In questi giorni il Miur ha reso nota la nuova struttura degli istituti professionali, le scuole che fino a qualche decennio fa costituivano uno dei punti di forza della nostra crescita economica e culturale perché insegnavano bene un mestiere di cui c’era richiesta. Purtroppo — lo denunciamo da tempo come Gruppo di Firenze — negli ultimi venticinque anni sono stati progressivamente snaturati, tagliando le ore di laboratorio, indispensabili per acquisire con la pratica la competenza professionale, e riempiendo il percorso di studio di un numero di materie assolutamente intollerabile.
La revisione licenziata dalla commissione ministeriale presenta pochissimi pregi (tra questi l’aver opportunamente aumentato il numero degli indirizzi), mentre conferma, e in parte addirittura peggiora, i difetti di cui sopra. Si è persa così l’occasione, se non di risanare, almeno di correggere la causa principale degli insuccessi e degli abbandoni (la cosiddetta “dispersione”): e cioè la grande distanza tra le aspettative di chi sceglie queste scuole e una realtà fatta di troppa teoria e di insufficiente esperienza concreta.
Non è necessaria una laurea in pedagogia per capire che una scuola strutturalmente dispersiva non può che “disperdere” i propri ragazzi. Ci voleva, quindi, il coraggio di ristrutturare l’orario a favore delle materie “professionalizzanti” e delle relative esercitazioni. E lo si doveva fare con norme nazionali valide per tutti.
Si è invece scelto una soluzione molto italiana, quella di scaricare questo compito sulle singole scuole. Le materie restano tutte, inutilmente accorpate in assi culturali, ma ciascuna scuola potrà decidere in che misura penalizzarne alcune per valorizzarne altre.
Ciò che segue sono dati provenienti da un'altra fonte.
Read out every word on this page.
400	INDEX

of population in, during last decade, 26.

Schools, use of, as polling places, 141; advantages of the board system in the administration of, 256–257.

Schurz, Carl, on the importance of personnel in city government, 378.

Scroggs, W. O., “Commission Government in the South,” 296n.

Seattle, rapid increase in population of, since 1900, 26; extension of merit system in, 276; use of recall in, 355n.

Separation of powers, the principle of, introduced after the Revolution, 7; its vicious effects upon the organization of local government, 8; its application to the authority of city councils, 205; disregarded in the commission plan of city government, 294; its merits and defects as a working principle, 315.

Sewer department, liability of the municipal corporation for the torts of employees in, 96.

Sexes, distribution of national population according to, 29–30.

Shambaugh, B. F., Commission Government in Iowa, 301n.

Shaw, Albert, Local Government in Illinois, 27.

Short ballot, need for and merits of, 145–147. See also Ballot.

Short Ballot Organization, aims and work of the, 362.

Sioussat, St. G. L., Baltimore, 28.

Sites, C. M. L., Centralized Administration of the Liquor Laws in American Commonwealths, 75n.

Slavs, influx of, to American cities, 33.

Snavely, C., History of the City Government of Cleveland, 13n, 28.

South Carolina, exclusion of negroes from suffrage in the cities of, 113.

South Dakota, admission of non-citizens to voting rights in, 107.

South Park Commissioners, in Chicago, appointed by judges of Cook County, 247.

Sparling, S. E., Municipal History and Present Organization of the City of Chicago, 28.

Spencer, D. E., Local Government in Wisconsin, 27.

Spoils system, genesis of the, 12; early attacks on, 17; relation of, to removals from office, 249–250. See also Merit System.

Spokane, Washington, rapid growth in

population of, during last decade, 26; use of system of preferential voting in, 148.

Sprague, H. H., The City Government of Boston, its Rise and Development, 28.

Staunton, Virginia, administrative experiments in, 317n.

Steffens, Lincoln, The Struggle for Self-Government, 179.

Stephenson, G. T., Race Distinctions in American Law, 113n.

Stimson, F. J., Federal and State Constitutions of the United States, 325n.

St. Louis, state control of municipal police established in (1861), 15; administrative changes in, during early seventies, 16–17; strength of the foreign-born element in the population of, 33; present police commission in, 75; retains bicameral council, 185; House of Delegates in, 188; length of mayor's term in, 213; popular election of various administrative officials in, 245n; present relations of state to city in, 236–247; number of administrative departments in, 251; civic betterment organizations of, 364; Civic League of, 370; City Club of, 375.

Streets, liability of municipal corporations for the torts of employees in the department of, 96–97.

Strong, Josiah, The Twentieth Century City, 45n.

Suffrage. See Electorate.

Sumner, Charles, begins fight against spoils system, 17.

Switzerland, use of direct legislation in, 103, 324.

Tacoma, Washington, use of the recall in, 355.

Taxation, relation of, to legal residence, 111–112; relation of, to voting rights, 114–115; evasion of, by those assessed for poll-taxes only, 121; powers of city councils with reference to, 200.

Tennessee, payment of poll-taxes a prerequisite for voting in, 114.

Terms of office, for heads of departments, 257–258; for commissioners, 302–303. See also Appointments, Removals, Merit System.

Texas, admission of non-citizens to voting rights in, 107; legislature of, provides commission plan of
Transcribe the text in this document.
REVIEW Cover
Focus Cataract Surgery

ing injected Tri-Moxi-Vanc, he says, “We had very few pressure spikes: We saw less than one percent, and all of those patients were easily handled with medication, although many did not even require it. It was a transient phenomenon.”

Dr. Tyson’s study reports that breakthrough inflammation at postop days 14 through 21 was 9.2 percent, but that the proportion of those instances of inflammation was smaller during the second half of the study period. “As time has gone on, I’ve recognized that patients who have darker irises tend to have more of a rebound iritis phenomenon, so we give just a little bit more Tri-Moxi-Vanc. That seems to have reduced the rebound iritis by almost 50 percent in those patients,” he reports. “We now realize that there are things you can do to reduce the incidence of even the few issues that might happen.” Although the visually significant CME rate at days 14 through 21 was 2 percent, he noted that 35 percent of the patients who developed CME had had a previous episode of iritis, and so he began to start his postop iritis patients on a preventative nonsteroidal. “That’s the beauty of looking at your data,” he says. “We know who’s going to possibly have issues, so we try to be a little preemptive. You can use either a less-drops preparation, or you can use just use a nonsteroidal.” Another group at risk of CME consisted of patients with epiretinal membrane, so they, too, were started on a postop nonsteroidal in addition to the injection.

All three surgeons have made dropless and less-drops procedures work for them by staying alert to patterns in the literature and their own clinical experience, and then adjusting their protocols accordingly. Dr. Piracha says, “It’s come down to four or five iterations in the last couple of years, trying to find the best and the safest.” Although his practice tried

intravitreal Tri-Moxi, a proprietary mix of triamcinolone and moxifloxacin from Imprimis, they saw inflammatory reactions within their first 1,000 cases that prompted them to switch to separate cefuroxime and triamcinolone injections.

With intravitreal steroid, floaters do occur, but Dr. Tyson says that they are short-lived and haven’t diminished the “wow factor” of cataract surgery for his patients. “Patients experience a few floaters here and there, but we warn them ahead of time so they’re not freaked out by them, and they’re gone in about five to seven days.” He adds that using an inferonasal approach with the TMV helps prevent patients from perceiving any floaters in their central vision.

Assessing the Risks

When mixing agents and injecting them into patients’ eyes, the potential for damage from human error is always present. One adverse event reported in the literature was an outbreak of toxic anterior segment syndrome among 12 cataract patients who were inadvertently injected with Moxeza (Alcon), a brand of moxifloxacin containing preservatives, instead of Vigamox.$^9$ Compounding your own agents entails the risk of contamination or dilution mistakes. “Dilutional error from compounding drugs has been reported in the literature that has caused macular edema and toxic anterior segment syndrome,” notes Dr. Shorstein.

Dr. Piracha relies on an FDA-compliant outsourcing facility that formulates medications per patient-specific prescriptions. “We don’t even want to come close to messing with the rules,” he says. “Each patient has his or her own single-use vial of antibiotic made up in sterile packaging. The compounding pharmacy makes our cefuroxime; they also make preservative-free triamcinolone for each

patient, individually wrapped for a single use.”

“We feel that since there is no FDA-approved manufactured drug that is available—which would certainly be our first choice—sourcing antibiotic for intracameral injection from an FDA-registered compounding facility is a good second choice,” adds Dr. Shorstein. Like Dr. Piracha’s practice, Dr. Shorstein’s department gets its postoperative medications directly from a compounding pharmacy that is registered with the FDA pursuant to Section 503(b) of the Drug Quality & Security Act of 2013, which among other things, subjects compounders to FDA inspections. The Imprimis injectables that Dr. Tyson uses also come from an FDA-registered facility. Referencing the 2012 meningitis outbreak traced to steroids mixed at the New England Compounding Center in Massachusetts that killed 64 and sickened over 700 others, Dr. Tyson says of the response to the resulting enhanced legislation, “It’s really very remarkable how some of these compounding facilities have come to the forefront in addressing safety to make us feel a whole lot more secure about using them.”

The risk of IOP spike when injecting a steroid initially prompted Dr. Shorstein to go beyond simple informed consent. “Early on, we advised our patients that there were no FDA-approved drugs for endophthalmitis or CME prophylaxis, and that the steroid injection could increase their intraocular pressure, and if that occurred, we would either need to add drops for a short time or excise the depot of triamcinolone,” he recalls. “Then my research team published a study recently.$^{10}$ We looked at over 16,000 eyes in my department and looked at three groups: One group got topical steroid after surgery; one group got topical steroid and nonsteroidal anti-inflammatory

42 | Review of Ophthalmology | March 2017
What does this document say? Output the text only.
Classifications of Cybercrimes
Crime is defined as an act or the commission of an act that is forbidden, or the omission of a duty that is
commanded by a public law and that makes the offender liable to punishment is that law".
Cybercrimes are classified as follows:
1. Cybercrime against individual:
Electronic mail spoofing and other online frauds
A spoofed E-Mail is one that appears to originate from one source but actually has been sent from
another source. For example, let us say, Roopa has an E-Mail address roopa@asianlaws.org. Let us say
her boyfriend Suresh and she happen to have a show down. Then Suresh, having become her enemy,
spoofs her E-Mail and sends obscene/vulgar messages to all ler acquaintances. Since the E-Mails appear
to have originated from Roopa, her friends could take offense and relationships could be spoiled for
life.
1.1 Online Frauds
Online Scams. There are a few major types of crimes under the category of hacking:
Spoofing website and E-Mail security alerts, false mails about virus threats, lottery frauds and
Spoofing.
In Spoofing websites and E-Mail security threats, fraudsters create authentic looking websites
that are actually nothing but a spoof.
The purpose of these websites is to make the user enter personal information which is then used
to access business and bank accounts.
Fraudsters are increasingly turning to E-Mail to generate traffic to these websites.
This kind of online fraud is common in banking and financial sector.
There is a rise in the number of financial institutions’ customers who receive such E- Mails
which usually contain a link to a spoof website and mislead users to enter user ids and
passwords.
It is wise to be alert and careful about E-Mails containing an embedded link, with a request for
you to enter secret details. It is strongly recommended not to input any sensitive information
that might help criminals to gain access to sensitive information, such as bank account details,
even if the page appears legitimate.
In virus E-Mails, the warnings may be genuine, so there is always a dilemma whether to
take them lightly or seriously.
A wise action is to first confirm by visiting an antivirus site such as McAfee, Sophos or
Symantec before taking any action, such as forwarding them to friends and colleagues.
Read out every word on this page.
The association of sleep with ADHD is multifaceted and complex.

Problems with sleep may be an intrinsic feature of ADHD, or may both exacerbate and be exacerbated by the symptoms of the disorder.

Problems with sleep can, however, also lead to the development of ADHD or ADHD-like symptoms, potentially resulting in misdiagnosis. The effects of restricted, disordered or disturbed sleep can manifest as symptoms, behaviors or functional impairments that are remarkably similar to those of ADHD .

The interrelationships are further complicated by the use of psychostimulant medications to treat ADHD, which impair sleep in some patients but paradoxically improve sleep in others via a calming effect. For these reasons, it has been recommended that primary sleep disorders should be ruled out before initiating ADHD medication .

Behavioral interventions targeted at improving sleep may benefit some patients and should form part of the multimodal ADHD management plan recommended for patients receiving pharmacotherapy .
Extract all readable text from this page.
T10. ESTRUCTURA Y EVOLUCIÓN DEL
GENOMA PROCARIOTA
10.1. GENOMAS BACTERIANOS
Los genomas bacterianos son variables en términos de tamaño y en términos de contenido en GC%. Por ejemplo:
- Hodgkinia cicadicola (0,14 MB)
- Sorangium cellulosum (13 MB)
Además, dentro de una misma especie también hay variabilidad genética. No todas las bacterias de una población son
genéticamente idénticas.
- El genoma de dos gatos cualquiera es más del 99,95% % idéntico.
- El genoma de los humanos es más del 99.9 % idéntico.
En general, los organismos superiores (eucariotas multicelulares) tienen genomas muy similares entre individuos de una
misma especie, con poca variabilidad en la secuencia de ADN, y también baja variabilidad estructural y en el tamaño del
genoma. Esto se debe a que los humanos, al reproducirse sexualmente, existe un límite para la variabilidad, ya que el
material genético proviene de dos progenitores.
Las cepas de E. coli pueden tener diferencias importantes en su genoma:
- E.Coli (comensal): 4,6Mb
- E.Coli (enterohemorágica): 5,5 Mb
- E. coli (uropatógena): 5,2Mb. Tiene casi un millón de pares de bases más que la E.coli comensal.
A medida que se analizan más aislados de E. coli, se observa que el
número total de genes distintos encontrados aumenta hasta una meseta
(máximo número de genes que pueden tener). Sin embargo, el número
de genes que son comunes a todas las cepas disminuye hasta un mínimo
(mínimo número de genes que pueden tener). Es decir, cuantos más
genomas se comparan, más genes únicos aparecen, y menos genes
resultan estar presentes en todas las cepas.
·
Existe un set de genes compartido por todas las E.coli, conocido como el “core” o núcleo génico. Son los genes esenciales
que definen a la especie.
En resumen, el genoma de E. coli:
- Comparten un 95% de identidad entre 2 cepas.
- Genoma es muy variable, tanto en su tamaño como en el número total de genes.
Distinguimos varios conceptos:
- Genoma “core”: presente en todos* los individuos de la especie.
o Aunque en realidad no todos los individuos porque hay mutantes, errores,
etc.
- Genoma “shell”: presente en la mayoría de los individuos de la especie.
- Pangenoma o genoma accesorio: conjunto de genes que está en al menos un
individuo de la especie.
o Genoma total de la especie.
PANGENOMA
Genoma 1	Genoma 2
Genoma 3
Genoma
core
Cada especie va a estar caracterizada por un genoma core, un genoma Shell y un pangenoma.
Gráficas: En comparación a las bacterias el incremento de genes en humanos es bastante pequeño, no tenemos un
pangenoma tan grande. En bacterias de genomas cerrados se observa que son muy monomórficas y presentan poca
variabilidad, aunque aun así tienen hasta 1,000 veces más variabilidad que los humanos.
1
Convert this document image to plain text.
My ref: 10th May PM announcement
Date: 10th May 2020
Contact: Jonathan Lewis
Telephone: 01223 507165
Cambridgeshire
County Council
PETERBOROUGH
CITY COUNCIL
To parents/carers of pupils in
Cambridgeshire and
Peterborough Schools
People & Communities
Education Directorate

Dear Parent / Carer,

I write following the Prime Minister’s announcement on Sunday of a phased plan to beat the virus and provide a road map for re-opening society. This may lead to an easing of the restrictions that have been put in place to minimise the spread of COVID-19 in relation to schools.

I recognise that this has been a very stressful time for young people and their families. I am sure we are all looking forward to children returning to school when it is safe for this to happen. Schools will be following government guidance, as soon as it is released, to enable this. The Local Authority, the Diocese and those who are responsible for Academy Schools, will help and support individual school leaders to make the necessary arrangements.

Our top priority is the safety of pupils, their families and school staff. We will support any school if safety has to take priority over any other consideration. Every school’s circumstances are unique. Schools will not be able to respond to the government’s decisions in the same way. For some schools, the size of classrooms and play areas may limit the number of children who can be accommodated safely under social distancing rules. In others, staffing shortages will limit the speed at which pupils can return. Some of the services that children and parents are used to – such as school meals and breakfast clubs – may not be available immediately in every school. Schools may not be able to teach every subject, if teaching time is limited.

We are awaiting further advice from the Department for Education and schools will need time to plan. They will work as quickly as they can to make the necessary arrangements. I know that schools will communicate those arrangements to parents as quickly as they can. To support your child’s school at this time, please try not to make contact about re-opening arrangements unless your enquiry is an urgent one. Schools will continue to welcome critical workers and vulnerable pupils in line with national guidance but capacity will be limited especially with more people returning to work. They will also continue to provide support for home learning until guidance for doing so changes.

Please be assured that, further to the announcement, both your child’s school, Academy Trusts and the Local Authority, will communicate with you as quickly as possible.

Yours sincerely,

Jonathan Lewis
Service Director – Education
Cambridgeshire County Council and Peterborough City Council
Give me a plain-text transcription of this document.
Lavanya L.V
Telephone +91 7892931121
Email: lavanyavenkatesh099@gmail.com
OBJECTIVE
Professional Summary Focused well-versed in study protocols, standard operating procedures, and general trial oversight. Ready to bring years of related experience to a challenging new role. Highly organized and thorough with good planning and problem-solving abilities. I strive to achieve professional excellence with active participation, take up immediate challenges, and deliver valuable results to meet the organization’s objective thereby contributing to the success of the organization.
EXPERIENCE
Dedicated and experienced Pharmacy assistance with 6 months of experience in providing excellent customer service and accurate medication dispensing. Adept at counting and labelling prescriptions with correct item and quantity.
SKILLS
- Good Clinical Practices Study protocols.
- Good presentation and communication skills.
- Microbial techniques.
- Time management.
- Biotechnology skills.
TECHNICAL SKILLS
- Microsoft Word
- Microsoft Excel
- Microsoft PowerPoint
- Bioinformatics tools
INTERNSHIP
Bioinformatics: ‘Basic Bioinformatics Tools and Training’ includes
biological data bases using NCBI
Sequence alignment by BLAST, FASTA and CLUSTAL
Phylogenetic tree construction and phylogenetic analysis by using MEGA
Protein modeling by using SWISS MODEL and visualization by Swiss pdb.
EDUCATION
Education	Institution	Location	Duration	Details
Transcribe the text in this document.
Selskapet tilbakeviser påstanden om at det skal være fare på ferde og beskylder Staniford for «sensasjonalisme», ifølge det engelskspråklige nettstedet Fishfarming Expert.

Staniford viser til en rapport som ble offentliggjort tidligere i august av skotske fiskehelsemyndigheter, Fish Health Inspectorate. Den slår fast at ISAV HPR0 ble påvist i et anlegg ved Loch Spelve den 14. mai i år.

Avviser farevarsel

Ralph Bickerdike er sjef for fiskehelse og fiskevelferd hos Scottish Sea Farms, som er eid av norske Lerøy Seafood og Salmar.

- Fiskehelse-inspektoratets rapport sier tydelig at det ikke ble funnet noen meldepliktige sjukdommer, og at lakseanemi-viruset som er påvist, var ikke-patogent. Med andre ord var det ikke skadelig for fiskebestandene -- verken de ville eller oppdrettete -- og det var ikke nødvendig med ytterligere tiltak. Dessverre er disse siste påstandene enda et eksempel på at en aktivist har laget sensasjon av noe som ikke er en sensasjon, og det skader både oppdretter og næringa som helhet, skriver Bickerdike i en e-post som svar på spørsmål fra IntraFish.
Tutto ciò, però, sarà possibile solo a patto che non si determinino cambiamenti negli organici. Vale a dire che si potrà cambiare qualcosa purché gli insegnanti non perdano il posto. Pertanto sicuramente quasi nulla cambierà, come se in gioco non ci fosse il futuro dei ragazzi e del nostro Paese, ma — appunto — il nulla.
Nel tentativo di limitare la dispersione, il decreto impone, inoltre, l’adozione di una metodologia che favorisca un insegnamento sempre più personalizzato, come se nei professionali già non si concentrasse un numero elevatissimo di disabili, di ragazzi con “bisogni educativi speciali” (Bes) e di quelli con problemi, veri o presunti, di dislessia, disgrafia, discalculia: tutti allievi per i quali è da tempo obbligatoria una didattica — appunto — “personalizzata” (che, tra l’altro, in non pochi casi si risolve in un puro e semplice abbassamento del livello di preparazione).
A completare il quadro, il testo declina e parcellizza, nella solita anti-lingua ministeriale, una sfilza di competenze, abilità e conoscenze, di formule astratte ed enfatiche che dirigenti e insegnanti dei professionali non potranno, una volta di più, che rassegnarsi a subire (o a ignorare).